Я не сомневалась, что рожу без обезболивания. Сначала боли и неудобств нет, но потом все идет по нарастающей. Через восемь часов после начала родов и три часа после начала схваток мое терпение заканчивается – я истошно зову бригаду анестезиологов. Я честно терпела два часа под недоуменным взглядом медсестры, которая относилась к моим отказам сделать эпидуральную анестезию как к прихоти обезумевшей роженицы. «В родительном отделении и не такие выверты случаются», – думала, наверное, Рози. Но до родов я была убежденной противницей обезболивания этого естественного процесса, через который прошли все мои предшественницы, – ведь никто от родовой боли пока не умирал. К тому же я боялась осложнений для себя и ребенка – вдруг сделают неверный укол или возникнет аллергия на медикаменты? Но знаете, если бы моей маме, бабушке или прабабушке во время родов предложили обезболивание, я уверена, ни одна не отказалась бы. Потому что это здесь, на тихом берегу безболезненного состояния ты можешь разумно оценивать риски и размышлять о естественном родовом пути, а там, в кипящем аду невыносимой боли, действуют другие законы, и ты умоляешь о прекращении мучений.

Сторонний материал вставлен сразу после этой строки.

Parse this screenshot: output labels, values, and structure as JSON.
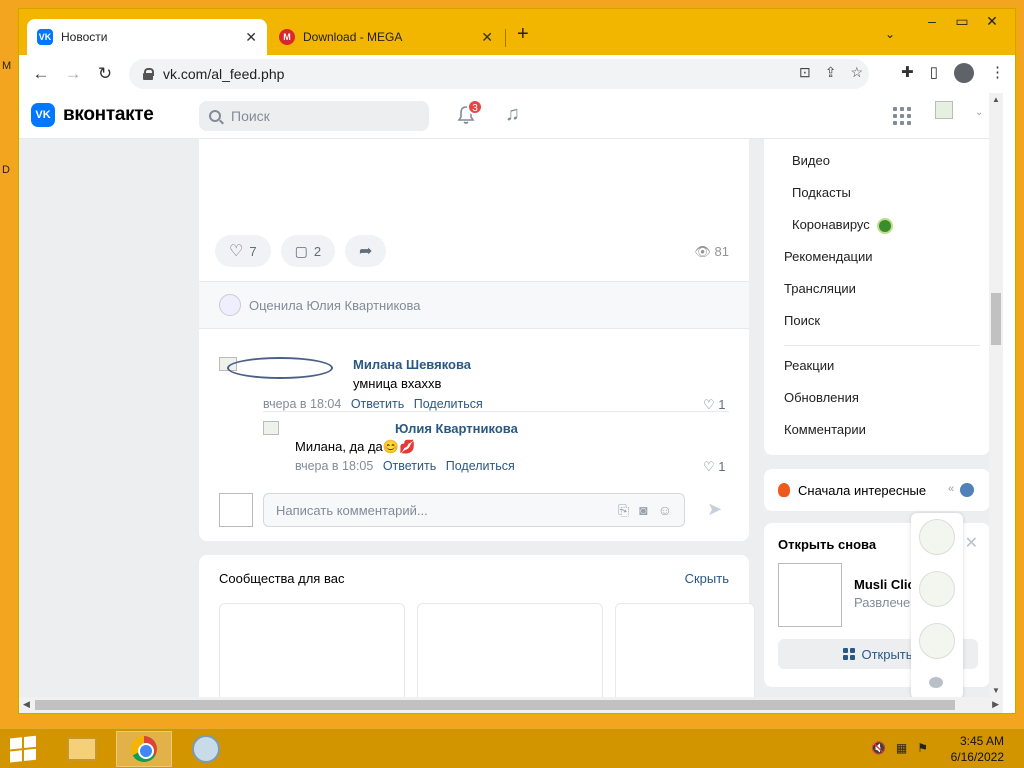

После анестезии еще шесть утомительных часов я лежу в кровати без болезненных ощущений, а затем два часа снова воплю от боли, и наконец мне кладут на грудь мою великолепную дочь.

– Моя милая, любимая девочка, – и через секунду, – что у нее с ручкой?!

Я закричала так, будто врач мог вложить девочку мне обратно, поколдовать – и вытащить снова, но уже с пятью пальцами вместо двух.

Американские прогрессивные госпитали настаивают на правиле 24 часов контакта «кожа к коже». В это время ребенок должен быть приложен максимально обнаженным телом к матери, отцу или другому родственнику.

Я очень жалею, что первый момент нашего соприкосновения омрачен моим шоком, несдержанной реакцией. Чтобы прийти в себя, мне потребовалось несколько долгих секунд. Хорошо, что инстинкты идут впереди разума: пока я осознавала произошедшее, руки уже прижали дочь к груди. Врач, медсестры и неонатолог рассматривают девочку всего минуту, не забирая ее у меня, и констатируют искренне и умиленно: «Какая же она красивая!» Я абсолютно счастлива.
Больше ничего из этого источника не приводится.